Trouvé dans un kiosque de loterie, Ibrahima Sory, lui, garde encore le goût de son admission au bac, car il aura été recalé l’an passé. Et contrairement aux autres, le jeune homme n’attend seulement qu’être orienté. Qu’importe! Que ce soit une université publique de Con-à-cris ou en dehors de la capitale. Pour lui, l’importance était d’abord d’avoir son bac. « C’est une décision du gouvernement, je ne peux qu’obéir à ça. Moi, je suis encore content car j’ai eu mon bac après avoir échoué l’an passé. Les universités privées n’ont que de bonnes infrastructures mais il n’y a pas de formation. Moi je suis prêt à aller partout », a-t-il déclaré sur un ton jovial.

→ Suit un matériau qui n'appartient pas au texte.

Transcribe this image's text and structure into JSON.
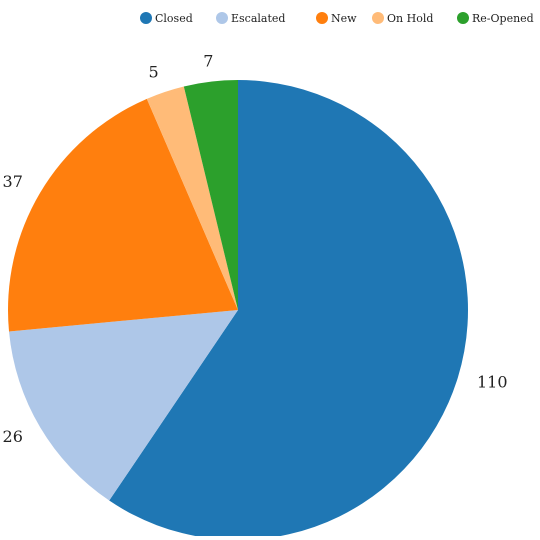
{
  "chart_data": {
    "type": "pie",
    "categories": [
      "Closed",
      "Escalated",
      "New",
      "On Hold",
      "Re-Opened"
    ],
    "values": [
      110,
      26,
      37,
      5,
      7
    ],
    "colors": [
      "#1f77b4",
      "#aec7e8",
      "#ff7f0e",
      "#ffbb78",
      "#2ca02c"
    ],
    "legend_position": "top-right",
    "start_angle": "12 o'clock",
    "direction": "clockwise",
    "data_labels": "outside"
  }
}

« Le gouvernement est libre d’orienter les étudiants où qu’il veut. Les privés n’ont qu’à attirer les étudiants, mais ce n’est pas au gouvernement de leur procurer forcément des étudiants. Les privées c’est un marché, si elles veulent avoir des étudiants, qu’elles présentent ce qu’elles savent faire », a analysé  sur sa page Facebook, Amadou Mouctar Diallo, juriste de formation et chargé de cours de droit de l’environnement dans plusieurs universités privées de Conakry.
En tout cas c’est apprendre ou à lécher car K-au-Callé veut juste monter très haut dans les estimes de Körö-Kondébilii. Et toutes les décisions sont bonnes à prendre pour y arriver. Faut juste pas qu’il oublie que le Mansakè est imprévisible et qu’il nen fait qu’à sa quête. Les nouveaux étudiants ne peuvent plus que s’en remettre aux universités publiques et au sort qui les désignera pour Con-à-cris ou l’intérieur du bled.